Helping animals to take their medicine
Press release
11 August 2009
When it comes to disease in animals, herpesviruses are among the worst, according to Dr Joanne Devlin.
The veterinarian and lecturer in Veterinary Public Health and Epidemiology at the University of Melbourne's Faculty of Veterinary Science is on a mission to learn more about the viruses in a bid to develop new vaccines to protect and control them in mammals and birds.
She is one of six young Victorian scientists to win a prestigious 2009 Victoria Fellowship. She received the Fellowship on Tuesday 28 July at a gala function at Government House from the Governor of Victoria, Professor David de Kretser, AC.
The Victoria Fellowships, each worth $18,000, were first awarded by the Victorian Government in 1998 to recognise young researchers with leadership potential and to enhance their future careers, while developing new ideas which could offer commercial benefit to Victoria.
To date, much of her work has focused on a contagious respiratory disease in poultry, known as laryngotracheitis virus. She has identified a viral protein (glycoprotein G) that is critical for this herpesvirus to cause disease.

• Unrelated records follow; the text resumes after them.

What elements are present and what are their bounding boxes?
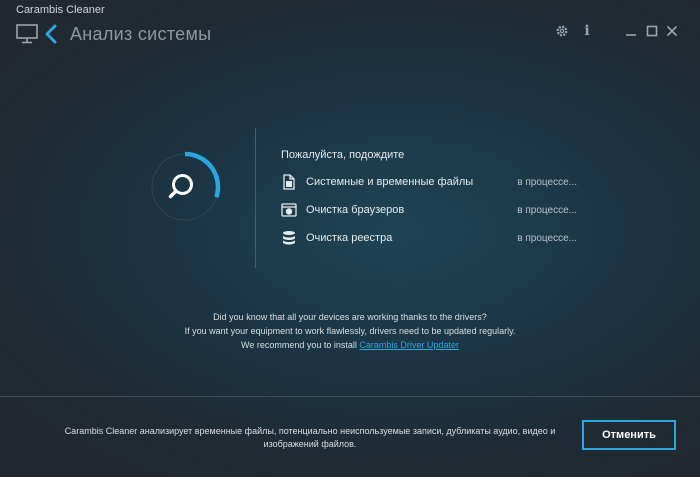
tip-line-1: Did you know that all your devices are w… xyxy=(213,312,487,322)
back-icon[interactable] xyxy=(44,24,58,44)
page-title: Анализ системы xyxy=(70,24,212,44)
tip-line-2: If you want your equipment to work flawl… xyxy=(184,326,516,336)
maximize-icon[interactable] xyxy=(645,20,659,42)
monitor-icon[interactable] xyxy=(16,24,38,44)
app-name: Carambis Cleaner xyxy=(16,4,105,16)
task-status: в процессе... xyxy=(517,232,577,244)
minimize-icon[interactable] xyxy=(624,20,638,42)
task-label: Системные и временные файлы xyxy=(306,176,474,188)
document-icon xyxy=(283,174,295,190)
task-status: в процессе... xyxy=(517,176,577,188)
task-label: Очистка реестра xyxy=(306,232,393,244)
scan-progress-spinner xyxy=(151,151,221,221)
task-status: в процессе... xyxy=(517,204,577,216)
task-row-system-files: Системные и временные файлы в процессе..… xyxy=(281,172,577,192)
magnifier-icon xyxy=(168,174,193,199)
footer-divider xyxy=(0,396,700,397)
database-icon xyxy=(283,231,295,245)
gear-icon[interactable] xyxy=(554,20,570,42)
driver-updater-link[interactable]: Carambis Driver Updater xyxy=(359,340,459,350)
task-row-registry: Очистка реестра в процессе... xyxy=(281,228,577,248)
wait-heading: Пожалуйста, подождите xyxy=(281,149,405,161)
info-icon[interactable]: i xyxy=(581,20,593,42)
tip-line-3: We recommend you to install Carambis Dri… xyxy=(0,338,700,352)
browser-icon xyxy=(281,203,297,217)
tip-line-3-text: We recommend you to install xyxy=(241,340,360,350)
task-label: Очистка браузеров xyxy=(306,204,405,216)
close-icon[interactable] xyxy=(665,20,679,42)
driver-tip: Did you know that all your devices are w… xyxy=(0,310,700,352)
footer-description: Carambis Cleaner анализирует временные ф… xyxy=(64,426,556,449)
vertical-divider xyxy=(255,128,256,268)
cancel-button[interactable]: Отменить xyxy=(582,420,676,450)
task-row-browsers: Очистка браузеров в процессе... xyxy=(281,200,577,220)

Dr Devlin will use her fellowship to work at the Institute for Animal Health in the United Kingdom to learn more about how glycoprotein G interacts with the immune system of birds. She hopes that the fellowship will help achieve a better understanding of how herpesviruses cause disease in their hosts. This knowledge will be used to develop a new generation of vaccines to control disease in a wide range of animal species, including animals in our economically important poultry and equine industries.
To complement the Victoria Fellowship, Dr Devlin also received a $5000 grant from the Australian-French Association for Science and Technology (AFAS) and the Forum for European-Australian Science & Technology Cooperation (FEAST). The grant is awarded to three Victoria Fellowship winners whose research features an environmental element.
Dr Devlin will use her AFAS-FEAST France Fellowship to extend her study mission with a visit to researchers at l’Institut National de la Recherche Agronomique (INRA) in France. The Virus, Innate Immunity and Signalling team at INRA use specialised molecular techniques to investigate virus-host interactions—techniques which Dr Devlin hopes to establish in the Faculty of Veterinary Science microbiology laboratory to advance her studies of glycoprotein G.
The Victoria Fellowship will help Dr Devlin build on her suite of research, which has resulted in a new vaccine to control disease caused by ILTV in poultry. Her research findings have been published in leading international science journals.
Dr. Devlin graduated with a Bachelor of Veterinary Science (Honours) from the University of Sydney in 2001 and worked in private veterinary practice in Victoria before completing a PhD in microbiology at the University of Melbourne. As well as lecturing, she is an Australian Research Council post-doctoral research fellow.